Celebrating MLK, Words, and Activism at “Poetry Unplugged”


There is little doubt that Martin Luther King was one of the greatest orators of his or any generation. As we celebrate his legacy this January, it was fitting that the power of words were on display at the August Wilson Center this past Friday for their Poetry Unplugged event.

The atmosphere was club-like: DJs, dim lights, and drinks all contributed to an upbeat mood; however, the reality of what was being celebrated was never in the background. Projections of Dr. King and August Wilson played on the wall behind the stage before the poetry performances began. Host Mahogany L. Browne (herself a phenomenal poet) took the mic and kept everyone hyped, though often with jabs most of the sold-out crowd might not normally laugh at (“Is everybody ready for some poetry, say ‘Yeah!’ Com’on, I can’t hear you: cheer like I just said all financial aid loans have been forgiven!”)

That sort of laughter in the face of an uncertain future held strong for the entirety of Poetry Unplugged.

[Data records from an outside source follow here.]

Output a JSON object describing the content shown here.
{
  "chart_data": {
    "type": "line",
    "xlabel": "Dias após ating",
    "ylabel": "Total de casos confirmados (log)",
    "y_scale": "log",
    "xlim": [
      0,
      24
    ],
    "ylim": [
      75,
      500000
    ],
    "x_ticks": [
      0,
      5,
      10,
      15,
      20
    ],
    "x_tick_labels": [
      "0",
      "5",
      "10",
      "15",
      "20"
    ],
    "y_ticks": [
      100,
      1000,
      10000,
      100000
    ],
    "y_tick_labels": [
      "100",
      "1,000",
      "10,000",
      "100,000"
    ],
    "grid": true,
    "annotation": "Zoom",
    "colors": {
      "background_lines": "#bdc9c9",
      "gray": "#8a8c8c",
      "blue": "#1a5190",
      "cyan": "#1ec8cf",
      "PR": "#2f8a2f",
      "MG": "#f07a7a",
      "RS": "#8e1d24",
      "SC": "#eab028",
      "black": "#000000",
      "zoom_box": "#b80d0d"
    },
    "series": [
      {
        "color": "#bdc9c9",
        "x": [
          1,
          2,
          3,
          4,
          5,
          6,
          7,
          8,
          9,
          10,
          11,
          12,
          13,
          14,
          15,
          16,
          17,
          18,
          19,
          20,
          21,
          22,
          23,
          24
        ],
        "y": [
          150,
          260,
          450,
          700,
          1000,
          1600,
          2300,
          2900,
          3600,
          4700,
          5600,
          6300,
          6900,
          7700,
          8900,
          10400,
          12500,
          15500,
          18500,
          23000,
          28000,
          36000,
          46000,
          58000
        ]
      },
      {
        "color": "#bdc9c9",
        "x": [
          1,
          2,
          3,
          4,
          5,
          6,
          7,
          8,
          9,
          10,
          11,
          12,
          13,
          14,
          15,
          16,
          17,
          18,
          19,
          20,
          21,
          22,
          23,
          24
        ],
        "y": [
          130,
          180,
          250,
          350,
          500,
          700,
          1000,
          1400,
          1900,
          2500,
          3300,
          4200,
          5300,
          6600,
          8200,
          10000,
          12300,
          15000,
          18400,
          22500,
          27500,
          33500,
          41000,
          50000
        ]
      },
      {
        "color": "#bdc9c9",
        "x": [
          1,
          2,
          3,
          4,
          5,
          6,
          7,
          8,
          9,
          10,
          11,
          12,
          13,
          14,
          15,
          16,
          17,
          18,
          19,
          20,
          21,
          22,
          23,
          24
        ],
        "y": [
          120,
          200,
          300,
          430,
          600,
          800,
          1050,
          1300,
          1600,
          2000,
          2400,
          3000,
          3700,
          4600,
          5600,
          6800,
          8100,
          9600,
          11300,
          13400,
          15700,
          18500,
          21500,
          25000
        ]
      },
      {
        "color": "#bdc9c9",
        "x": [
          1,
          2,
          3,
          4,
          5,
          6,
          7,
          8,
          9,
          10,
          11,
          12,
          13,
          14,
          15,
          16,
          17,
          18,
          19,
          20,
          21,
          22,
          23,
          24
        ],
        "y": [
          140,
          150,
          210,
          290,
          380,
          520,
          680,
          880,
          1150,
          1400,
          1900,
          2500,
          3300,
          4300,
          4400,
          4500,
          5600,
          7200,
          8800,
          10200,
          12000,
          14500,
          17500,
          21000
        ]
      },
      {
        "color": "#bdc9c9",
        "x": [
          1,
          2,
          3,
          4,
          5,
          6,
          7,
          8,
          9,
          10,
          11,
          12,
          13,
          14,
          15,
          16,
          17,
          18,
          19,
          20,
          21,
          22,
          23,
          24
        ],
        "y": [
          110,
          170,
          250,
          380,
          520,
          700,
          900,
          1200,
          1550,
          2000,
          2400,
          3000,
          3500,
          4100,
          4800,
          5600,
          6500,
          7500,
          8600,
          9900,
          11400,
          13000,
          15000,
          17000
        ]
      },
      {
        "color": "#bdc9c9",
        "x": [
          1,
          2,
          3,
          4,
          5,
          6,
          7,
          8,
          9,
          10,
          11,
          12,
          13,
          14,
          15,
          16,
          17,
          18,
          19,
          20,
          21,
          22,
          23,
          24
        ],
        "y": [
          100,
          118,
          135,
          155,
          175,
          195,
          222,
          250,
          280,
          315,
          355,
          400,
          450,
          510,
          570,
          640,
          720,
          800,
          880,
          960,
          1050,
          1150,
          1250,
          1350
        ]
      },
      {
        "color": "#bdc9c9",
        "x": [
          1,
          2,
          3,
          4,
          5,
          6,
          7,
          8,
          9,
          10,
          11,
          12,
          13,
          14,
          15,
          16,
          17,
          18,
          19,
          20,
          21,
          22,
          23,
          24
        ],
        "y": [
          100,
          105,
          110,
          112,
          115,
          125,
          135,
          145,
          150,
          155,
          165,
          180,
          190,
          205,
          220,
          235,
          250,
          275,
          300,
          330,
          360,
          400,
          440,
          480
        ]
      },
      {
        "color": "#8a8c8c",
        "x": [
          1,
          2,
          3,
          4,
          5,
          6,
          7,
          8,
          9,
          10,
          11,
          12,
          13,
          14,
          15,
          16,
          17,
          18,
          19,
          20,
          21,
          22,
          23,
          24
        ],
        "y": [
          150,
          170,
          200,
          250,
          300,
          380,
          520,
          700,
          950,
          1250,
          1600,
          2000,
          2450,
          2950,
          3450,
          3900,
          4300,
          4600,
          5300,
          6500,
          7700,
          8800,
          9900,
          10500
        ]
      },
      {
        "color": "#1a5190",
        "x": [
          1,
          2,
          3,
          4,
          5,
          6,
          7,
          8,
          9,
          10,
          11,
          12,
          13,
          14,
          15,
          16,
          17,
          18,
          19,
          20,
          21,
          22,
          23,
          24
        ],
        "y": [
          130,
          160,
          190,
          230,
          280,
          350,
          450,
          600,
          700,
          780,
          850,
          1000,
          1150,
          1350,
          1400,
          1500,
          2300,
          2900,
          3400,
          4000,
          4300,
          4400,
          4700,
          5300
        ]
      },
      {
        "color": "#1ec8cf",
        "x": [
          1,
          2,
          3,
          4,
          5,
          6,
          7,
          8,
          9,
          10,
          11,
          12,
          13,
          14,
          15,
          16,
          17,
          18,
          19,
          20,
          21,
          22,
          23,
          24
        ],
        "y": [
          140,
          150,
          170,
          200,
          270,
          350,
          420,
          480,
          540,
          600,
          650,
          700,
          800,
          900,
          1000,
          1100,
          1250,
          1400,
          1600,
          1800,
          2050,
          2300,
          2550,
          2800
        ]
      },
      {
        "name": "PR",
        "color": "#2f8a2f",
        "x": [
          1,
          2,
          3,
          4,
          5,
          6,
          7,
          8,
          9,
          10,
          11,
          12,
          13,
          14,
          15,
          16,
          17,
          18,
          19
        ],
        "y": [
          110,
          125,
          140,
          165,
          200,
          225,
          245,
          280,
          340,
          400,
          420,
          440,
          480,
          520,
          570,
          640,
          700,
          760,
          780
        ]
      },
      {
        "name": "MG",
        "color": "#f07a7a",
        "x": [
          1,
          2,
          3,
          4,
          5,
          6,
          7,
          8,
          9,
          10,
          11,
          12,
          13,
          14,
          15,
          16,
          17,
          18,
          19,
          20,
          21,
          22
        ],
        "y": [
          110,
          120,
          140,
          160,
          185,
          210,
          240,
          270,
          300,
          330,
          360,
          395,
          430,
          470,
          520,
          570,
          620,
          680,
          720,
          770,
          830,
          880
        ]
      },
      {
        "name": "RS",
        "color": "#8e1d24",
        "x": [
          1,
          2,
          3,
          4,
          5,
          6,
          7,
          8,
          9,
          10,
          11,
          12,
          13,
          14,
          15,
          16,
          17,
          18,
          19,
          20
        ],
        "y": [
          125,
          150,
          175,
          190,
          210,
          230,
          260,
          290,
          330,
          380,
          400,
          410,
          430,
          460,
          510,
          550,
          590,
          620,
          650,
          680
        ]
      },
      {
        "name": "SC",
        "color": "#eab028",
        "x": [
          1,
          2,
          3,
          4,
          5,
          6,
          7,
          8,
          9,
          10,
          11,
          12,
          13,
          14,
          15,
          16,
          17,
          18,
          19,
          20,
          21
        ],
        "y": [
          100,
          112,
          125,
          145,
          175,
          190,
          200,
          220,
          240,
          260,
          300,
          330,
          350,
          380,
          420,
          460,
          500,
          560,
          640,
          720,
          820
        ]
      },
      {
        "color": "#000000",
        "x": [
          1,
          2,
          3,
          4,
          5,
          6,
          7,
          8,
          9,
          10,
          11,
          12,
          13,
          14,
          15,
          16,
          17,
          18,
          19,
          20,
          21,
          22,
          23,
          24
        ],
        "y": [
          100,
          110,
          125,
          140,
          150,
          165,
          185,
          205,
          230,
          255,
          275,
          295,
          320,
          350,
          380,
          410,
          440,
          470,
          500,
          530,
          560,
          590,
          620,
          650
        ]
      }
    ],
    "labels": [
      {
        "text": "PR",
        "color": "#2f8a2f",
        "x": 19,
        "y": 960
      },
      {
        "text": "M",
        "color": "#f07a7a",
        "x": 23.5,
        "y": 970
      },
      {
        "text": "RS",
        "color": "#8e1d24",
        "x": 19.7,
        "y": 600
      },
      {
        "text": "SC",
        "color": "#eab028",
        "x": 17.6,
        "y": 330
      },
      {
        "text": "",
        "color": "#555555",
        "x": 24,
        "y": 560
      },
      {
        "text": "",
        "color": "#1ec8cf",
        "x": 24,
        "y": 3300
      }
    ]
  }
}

Poets from the across the country performed, each of them tapped into the American subconscious; sometimes reading with fear, sometimes with hope—but always with beauty.

Cuban-born Gabriela Garcia Medina read a poem about wishing to be the world’s greatest magician, performing nearly unimaginable feats: “I will make homophobic men spoon with their dads…I will make Donald Trump undocumented.”

Paul Tran, editor for The Offing magazine, read a powerful poem about his mother: “White people bring bring my mother dirty laundry…White people have a history of dirty laundry.”

An audience-member photographs poet Prentice Powell

Prentice Powell, coming in from Oakland, California just for the event, recited a poem from the point-of-view of The System. Robotically he skewered both pop and media culture for manipulating the Black population.

Perhaps the most personal poem of the night came from Jennifer Falu, who stood tall and slightly leaned forward—like a great statue—read a piece about losing a child with steely, sotic lines like, “The Lord taketh away / The Court taketh away…I am the kind of woman who hides behind a cross…I am the kind of woman who says, ‘Don’t ask me for shit’…But I would give up almost anything if you need it.”

No matter how heavy the material at Poetry Unplugged became, host Brown was always able to maneuver the audience back into remembering how joyous it was experience the power of these words at all when the world was becoming so divided.

Host Mahogany L. Browne gets the audience moving at “Poetry Unplugged”

At one point she even got the poets up on stage to dance The Wobble, earlier telling the crowd, “I need you to dance for the people in Palestine, in Detroit, in Florida and Brooklyn!”

On Friday night, at the August Wilson Center, while celebrating Martin Luther King Day through the transcendence of poetry, they did dance.